Mais, bem mais. O cotidiano, o agora, neste lugar, embora não se preste a presunçosos discursos da literatura sentenciosa, sempre teceu o encanto da criação poética, em prosa ou em verso.

Daniel Cruz dá o de melhor de si quando o cotidiano é a sua matéria, as coisas simples e fugazes, os momentos mais íntimos erigidos à condição de momentos constantes, eternos mesmo, na lembrança do leitor.
É isto que gosto na escrita deste poeta que principia a definição do seu caminho.

Ao reunir poemas para o segundo livro, a forte presença do dia-a-noite indica as sendas por onde seguir. E Daniel não briga com as palavras: ele as acolhe. Aí seus momentos maiores, seu traço distintivo, sua identidade, distante dos textos de tecido áspero onde as fibras de que se tece brigam entre si.

Há sem dúvida dois troncos distintos de onde se esgalha a arte da escrita: em um, a construção artesanal rigorosa conduz às descobertas, no outro, o trovador trouve, encontra o encanto à beira das frases. É o caso do nosso autor.

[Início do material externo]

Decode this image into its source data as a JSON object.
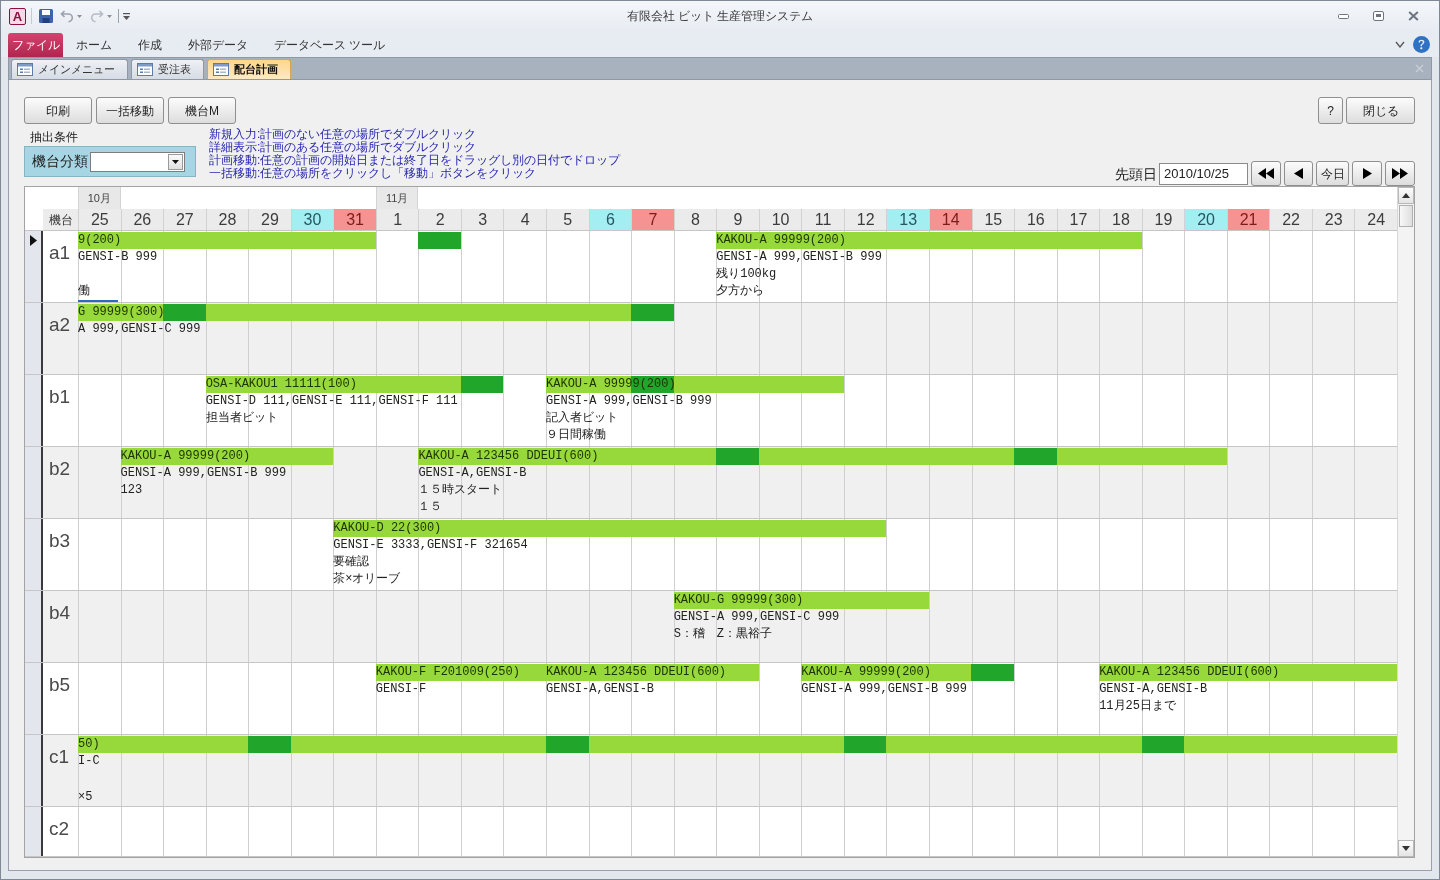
{
  "window": {
    "app_logo": "A",
    "title": "有限会社 ビット 生産管理システム"
  },
  "ribbon_tabs": [
    {
      "label": "ファイル",
      "kind": "backstage"
    },
    {
      "label": "ホーム",
      "kind": "tab"
    },
    {
      "label": "作成",
      "kind": "tab"
    },
    {
      "label": "外部データ",
      "kind": "tab"
    },
    {
      "label": "データベース ツール",
      "kind": "tab"
    }
  ],
  "document_tabs": [
    {
      "label": "メインメニュー",
      "selected": false
    },
    {
      "label": "受注表",
      "selected": false
    },
    {
      "label": "配台計画",
      "selected": true
    }
  ],
  "toolbar": {
    "left_buttons": [
      "印刷",
      "一括移動",
      "機台M"
    ],
    "right_buttons": [
      "?",
      "閉じる"
    ]
  },
  "filter": {
    "group_label": "抽出条件",
    "field_label": "機台分類"
  },
  "instructions": [
    "新規入力:計画のない任意の場所でダブルクリック",
    "詳細表示:計画のある任意の場所でダブルクリック",
    "計画移動:任意の計画の開始日または終了日をドラッグし別の日付でドロップ",
    "一括移動:任意の場所をクリックし「移動」ボタンをクリック"
  ],
  "start_date": {
    "label": "先頭日",
    "value": "2010/10/25"
  },
  "navigation": [
    {
      "kind": "first"
    },
    {
      "kind": "previous"
    },
    {
      "kind": "today",
      "label": "今日"
    },
    {
      "kind": "next"
    },
    {
      "kind": "last"
    }
  ],
  "grid": {
    "row_header": "機台",
    "days": [
      {
        "label": "25",
        "kind": "weekday",
        "month": "10月"
      },
      {
        "label": "26",
        "kind": "weekday"
      },
      {
        "label": "27",
        "kind": "weekday"
      },
      {
        "label": "28",
        "kind": "weekday"
      },
      {
        "label": "29",
        "kind": "weekday"
      },
      {
        "label": "30",
        "kind": "saturday"
      },
      {
        "label": "31",
        "kind": "sunday"
      },
      {
        "label": "1",
        "kind": "weekday",
        "month": "11月"
      },
      {
        "label": "2",
        "kind": "weekday"
      },
      {
        "label": "3",
        "kind": "weekday"
      },
      {
        "label": "4",
        "kind": "weekday"
      },
      {
        "label": "5",
        "kind": "weekday"
      },
      {
        "label": "6",
        "kind": "saturday"
      },
      {
        "label": "7",
        "kind": "sunday"
      },
      {
        "label": "8",
        "kind": "weekday"
      },
      {
        "label": "9",
        "kind": "weekday"
      },
      {
        "label": "10",
        "kind": "weekday"
      },
      {
        "label": "11",
        "kind": "weekday"
      },
      {
        "label": "12",
        "kind": "weekday"
      },
      {
        "label": "13",
        "kind": "saturday"
      },
      {
        "label": "14",
        "kind": "sunday"
      },
      {
        "label": "15",
        "kind": "weekday"
      },
      {
        "label": "16",
        "kind": "weekday"
      },
      {
        "label": "17",
        "kind": "weekday"
      },
      {
        "label": "18",
        "kind": "weekday"
      },
      {
        "label": "19",
        "kind": "weekday"
      },
      {
        "label": "20",
        "kind": "saturday"
      },
      {
        "label": "21",
        "kind": "sunday"
      },
      {
        "label": "22",
        "kind": "weekday"
      },
      {
        "label": "23",
        "kind": "weekday"
      },
      {
        "label": "24",
        "kind": "weekday"
      }
    ],
    "rows": [
      {
        "label": "a1",
        "current": true,
        "cells": [
          {
            "kind": "start"
          },
          {
            "kind": "bar"
          },
          {
            "kind": "bar"
          },
          {
            "kind": "bar"
          },
          {
            "kind": "bar"
          },
          {
            "kind": "bar"
          },
          {
            "kind": "bar"
          },
          {
            "kind": "none"
          },
          {
            "kind": "dark"
          },
          {
            "kind": "none"
          },
          {
            "kind": "none"
          },
          {
            "kind": "none"
          },
          {
            "kind": "none"
          },
          {
            "kind": "none"
          },
          {
            "kind": "none"
          },
          {
            "kind": "start"
          },
          {
            "kind": "bar"
          },
          {
            "kind": "bar"
          },
          {
            "kind": "bar"
          },
          {
            "kind": "bar"
          },
          {
            "kind": "bar"
          },
          {
            "kind": "bar"
          },
          {
            "kind": "bar"
          },
          {
            "kind": "bar"
          },
          {
            "kind": "bar"
          },
          {
            "kind": "none"
          },
          {
            "kind": "none"
          },
          {
            "kind": "none"
          },
          {
            "kind": "none"
          },
          {
            "kind": "none"
          },
          {
            "kind": "none"
          }
        ],
        "plans": [
          {
            "label": "9(200)",
            "focused": true,
            "notes": [
              "GENSI-B 999"
            ],
            "bottom_note": "働"
          },
          {
            "label": "KAKOU-A 99999(200)",
            "focused": false,
            "notes": [
              "GENSI-A 999,GENSI-B 999",
              "残り100kg",
              "夕方から"
            ]
          }
        ]
      },
      {
        "label": "a2",
        "current": false,
        "cells": [
          {
            "kind": "start"
          },
          {
            "kind": "bar"
          },
          {
            "kind": "dark"
          },
          {
            "kind": "bar"
          },
          {
            "kind": "bar"
          },
          {
            "kind": "bar"
          },
          {
            "kind": "bar"
          },
          {
            "kind": "bar"
          },
          {
            "kind": "bar"
          },
          {
            "kind": "bar"
          },
          {
            "kind": "bar"
          },
          {
            "kind": "bar"
          },
          {
            "kind": "bar"
          },
          {
            "kind": "dark"
          },
          {
            "kind": "none"
          },
          {
            "kind": "none"
          },
          {
            "kind": "none"
          },
          {
            "kind": "none"
          },
          {
            "kind": "none"
          },
          {
            "kind": "none"
          },
          {
            "kind": "none"
          },
          {
            "kind": "none"
          },
          {
            "kind": "none"
          },
          {
            "kind": "none"
          },
          {
            "kind": "none"
          },
          {
            "kind": "none"
          },
          {
            "kind": "none"
          },
          {
            "kind": "none"
          },
          {
            "kind": "none"
          },
          {
            "kind": "none"
          },
          {
            "kind": "none"
          }
        ],
        "plans": [
          {
            "label": "G 99999(300)",
            "focused": false,
            "notes": [
              "A 999,GENSI-C 999"
            ]
          }
        ]
      },
      {
        "label": "b1",
        "current": false,
        "cells": [
          {
            "kind": "none"
          },
          {
            "kind": "none"
          },
          {
            "kind": "none"
          },
          {
            "kind": "start"
          },
          {
            "kind": "bar"
          },
          {
            "kind": "bar"
          },
          {
            "kind": "bar"
          },
          {
            "kind": "bar"
          },
          {
            "kind": "bar"
          },
          {
            "kind": "dark"
          },
          {
            "kind": "none"
          },
          {
            "kind": "start"
          },
          {
            "kind": "bar"
          },
          {
            "kind": "dark"
          },
          {
            "kind": "bar"
          },
          {
            "kind": "bar"
          },
          {
            "kind": "bar"
          },
          {
            "kind": "bar"
          },
          {
            "kind": "none"
          },
          {
            "kind": "none"
          },
          {
            "kind": "none"
          },
          {
            "kind": "none"
          },
          {
            "kind": "none"
          },
          {
            "kind": "none"
          },
          {
            "kind": "none"
          },
          {
            "kind": "none"
          },
          {
            "kind": "none"
          },
          {
            "kind": "none"
          },
          {
            "kind": "none"
          },
          {
            "kind": "none"
          },
          {
            "kind": "none"
          }
        ],
        "plans": [
          {
            "label": "OSA-KAKOU1 11111(100)",
            "focused": false,
            "notes": [
              "GENSI-D 111,GENSI-E 111,GENSI-F 111",
              "担当者ビット"
            ]
          },
          {
            "label": "KAKOU-A 99999(200)",
            "focused": false,
            "notes": [
              "GENSI-A 999,GENSI-B 999",
              "記入者ビット",
              "９日間稼働"
            ]
          }
        ]
      },
      {
        "label": "b2",
        "current": false,
        "cells": [
          {
            "kind": "none"
          },
          {
            "kind": "start"
          },
          {
            "kind": "bar"
          },
          {
            "kind": "bar"
          },
          {
            "kind": "bar"
          },
          {
            "kind": "bar"
          },
          {
            "kind": "none"
          },
          {
            "kind": "none"
          },
          {
            "kind": "start"
          },
          {
            "kind": "bar"
          },
          {
            "kind": "bar"
          },
          {
            "kind": "bar"
          },
          {
            "kind": "bar"
          },
          {
            "kind": "bar"
          },
          {
            "kind": "bar"
          },
          {
            "kind": "dark"
          },
          {
            "kind": "bar"
          },
          {
            "kind": "bar"
          },
          {
            "kind": "bar"
          },
          {
            "kind": "bar"
          },
          {
            "kind": "bar"
          },
          {
            "kind": "bar"
          },
          {
            "kind": "dark"
          },
          {
            "kind": "bar"
          },
          {
            "kind": "bar"
          },
          {
            "kind": "bar"
          },
          {
            "kind": "bar"
          },
          {
            "kind": "none"
          },
          {
            "kind": "none"
          },
          {
            "kind": "none"
          },
          {
            "kind": "none"
          }
        ],
        "plans": [
          {
            "label": "KAKOU-A 99999(200)",
            "focused": false,
            "notes": [
              "GENSI-A 999,GENSI-B 999",
              "123"
            ]
          },
          {
            "label": "KAKOU-A 123456 DDEUI(600)",
            "focused": false,
            "notes": [
              "GENSI-A,GENSI-B",
              "１５時スタート",
              "１５"
            ]
          }
        ]
      },
      {
        "label": "b3",
        "current": false,
        "cells": [
          {
            "kind": "none"
          },
          {
            "kind": "none"
          },
          {
            "kind": "none"
          },
          {
            "kind": "none"
          },
          {
            "kind": "none"
          },
          {
            "kind": "none"
          },
          {
            "kind": "start"
          },
          {
            "kind": "bar"
          },
          {
            "kind": "bar"
          },
          {
            "kind": "bar"
          },
          {
            "kind": "bar"
          },
          {
            "kind": "bar"
          },
          {
            "kind": "bar"
          },
          {
            "kind": "bar"
          },
          {
            "kind": "bar"
          },
          {
            "kind": "bar"
          },
          {
            "kind": "bar"
          },
          {
            "kind": "bar"
          },
          {
            "kind": "bar"
          },
          {
            "kind": "none"
          },
          {
            "kind": "none"
          },
          {
            "kind": "none"
          },
          {
            "kind": "none"
          },
          {
            "kind": "none"
          },
          {
            "kind": "none"
          },
          {
            "kind": "none"
          },
          {
            "kind": "none"
          },
          {
            "kind": "none"
          },
          {
            "kind": "none"
          },
          {
            "kind": "none"
          },
          {
            "kind": "none"
          }
        ],
        "plans": [
          {
            "label": "KAKOU-D 22(300)",
            "focused": false,
            "notes": [
              "GENSI-E 3333,GENSI-F 321654",
              "要確認",
              "茶×オリーブ"
            ]
          }
        ]
      },
      {
        "label": "b4",
        "current": false,
        "cells": [
          {
            "kind": "none"
          },
          {
            "kind": "none"
          },
          {
            "kind": "none"
          },
          {
            "kind": "none"
          },
          {
            "kind": "none"
          },
          {
            "kind": "none"
          },
          {
            "kind": "none"
          },
          {
            "kind": "none"
          },
          {
            "kind": "none"
          },
          {
            "kind": "none"
          },
          {
            "kind": "none"
          },
          {
            "kind": "none"
          },
          {
            "kind": "none"
          },
          {
            "kind": "none"
          },
          {
            "kind": "start"
          },
          {
            "kind": "bar"
          },
          {
            "kind": "bar"
          },
          {
            "kind": "bar"
          },
          {
            "kind": "bar"
          },
          {
            "kind": "bar"
          },
          {
            "kind": "none"
          },
          {
            "kind": "none"
          },
          {
            "kind": "none"
          },
          {
            "kind": "none"
          },
          {
            "kind": "none"
          },
          {
            "kind": "none"
          },
          {
            "kind": "none"
          },
          {
            "kind": "none"
          },
          {
            "kind": "none"
          },
          {
            "kind": "none"
          },
          {
            "kind": "none"
          }
        ],
        "plans": [
          {
            "label": "KAKOU-G 99999(300)",
            "focused": false,
            "notes": [
              "GENSI-A 999,GENSI-C 999",
              "S：稽　Z：黒裕子"
            ]
          }
        ]
      },
      {
        "label": "b5",
        "current": false,
        "cells": [
          {
            "kind": "none"
          },
          {
            "kind": "none"
          },
          {
            "kind": "none"
          },
          {
            "kind": "none"
          },
          {
            "kind": "none"
          },
          {
            "kind": "none"
          },
          {
            "kind": "none"
          },
          {
            "kind": "start"
          },
          {
            "kind": "bar"
          },
          {
            "kind": "bar"
          },
          {
            "kind": "bar"
          },
          {
            "kind": "start"
          },
          {
            "kind": "bar"
          },
          {
            "kind": "bar"
          },
          {
            "kind": "bar"
          },
          {
            "kind": "bar"
          },
          {
            "kind": "none"
          },
          {
            "kind": "start"
          },
          {
            "kind": "bar"
          },
          {
            "kind": "bar"
          },
          {
            "kind": "bar"
          },
          {
            "kind": "dark"
          },
          {
            "kind": "none"
          },
          {
            "kind": "none"
          },
          {
            "kind": "start"
          },
          {
            "kind": "bar"
          },
          {
            "kind": "bar"
          },
          {
            "kind": "bar"
          },
          {
            "kind": "bar"
          },
          {
            "kind": "bar"
          },
          {
            "kind": "bar"
          }
        ],
        "plans": [
          {
            "label": "KAKOU-F F201009(250)",
            "focused": false,
            "notes": [
              "GENSI-F"
            ]
          },
          {
            "label": "KAKOU-A 123456 DDEUI(600)",
            "focused": false,
            "notes": [
              "GENSI-A,GENSI-B"
            ]
          },
          {
            "label": "KAKOU-A 99999(200)",
            "focused": false,
            "notes": [
              "GENSI-A 999,GENSI-B 999"
            ]
          },
          {
            "label": "KAKOU-A 123456 DDEUI(600)",
            "focused": false,
            "notes": [
              "GENSI-A,GENSI-B",
              "11月25日まで"
            ]
          }
        ]
      },
      {
        "label": "c1",
        "current": false,
        "cells": [
          {
            "kind": "start"
          },
          {
            "kind": "bar"
          },
          {
            "kind": "bar"
          },
          {
            "kind": "bar"
          },
          {
            "kind": "dark"
          },
          {
            "kind": "bar"
          },
          {
            "kind": "bar"
          },
          {
            "kind": "bar"
          },
          {
            "kind": "bar"
          },
          {
            "kind": "bar"
          },
          {
            "kind": "bar"
          },
          {
            "kind": "dark"
          },
          {
            "kind": "bar"
          },
          {
            "kind": "bar"
          },
          {
            "kind": "bar"
          },
          {
            "kind": "bar"
          },
          {
            "kind": "bar"
          },
          {
            "kind": "bar"
          },
          {
            "kind": "dark"
          },
          {
            "kind": "bar"
          },
          {
            "kind": "bar"
          },
          {
            "kind": "bar"
          },
          {
            "kind": "bar"
          },
          {
            "kind": "bar"
          },
          {
            "kind": "bar"
          },
          {
            "kind": "dark"
          },
          {
            "kind": "bar"
          },
          {
            "kind": "bar"
          },
          {
            "kind": "bar"
          },
          {
            "kind": "bar"
          },
          {
            "kind": "bar"
          }
        ],
        "plans": [
          {
            "label": "50)",
            "focused": false,
            "notes": [
              "I-C"
            ],
            "bottom_note": "×5"
          }
        ]
      },
      {
        "label": "c2",
        "current": false,
        "cells": [
          {
            "kind": "none"
          },
          {
            "kind": "none"
          },
          {
            "kind": "none"
          },
          {
            "kind": "none"
          },
          {
            "kind": "none"
          },
          {
            "kind": "none"
          },
          {
            "kind": "none"
          },
          {
            "kind": "none"
          },
          {
            "kind": "none"
          },
          {
            "kind": "none"
          },
          {
            "kind": "none"
          },
          {
            "kind": "none"
          },
          {
            "kind": "none"
          },
          {
            "kind": "none"
          },
          {
            "kind": "none"
          },
          {
            "kind": "none"
          },
          {
            "kind": "none"
          },
          {
            "kind": "none"
          },
          {
            "kind": "none"
          },
          {
            "kind": "none"
          },
          {
            "kind": "none"
          },
          {
            "kind": "none"
          },
          {
            "kind": "none"
          },
          {
            "kind": "none"
          },
          {
            "kind": "none"
          },
          {
            "kind": "none"
          },
          {
            "kind": "none"
          },
          {
            "kind": "none"
          },
          {
            "kind": "none"
          },
          {
            "kind": "none"
          },
          {
            "kind": "none"
          }
        ]
      }
    ]
  }
}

A elaboração é substituída pelo achado simples, singular, por isto mesmo, plural; comum a todos nós, leitores.

O texto de Daniel é harmonicamente tecido nas teias cotidianas, a partir do embate das forças essenciais geradoras da vida e da morte, de Eros e de Thânatos. De um lado, a perda do pai, padrão primeiro; do outro, a excitação dos sentidos, como no poema "Pesca no metrô", mordazmente bem-humorado. Veja-se o delicioso despudor do voyer, pouco significativo como poema, mas revelador do clima referido:


adoro pescar seios no metrô
  sensuais peixes pululando
sob anônimos decotes
   sexys recortes
ah delícia deliciosíssima
içar trêmulos seios no metrô
   com olhos de cinéfilo pornô
como roubar manga rosa
nos quintais da infância

Enfim, uma poesia para ser lida com prazer. Vale a pena. A pena que a escreveu.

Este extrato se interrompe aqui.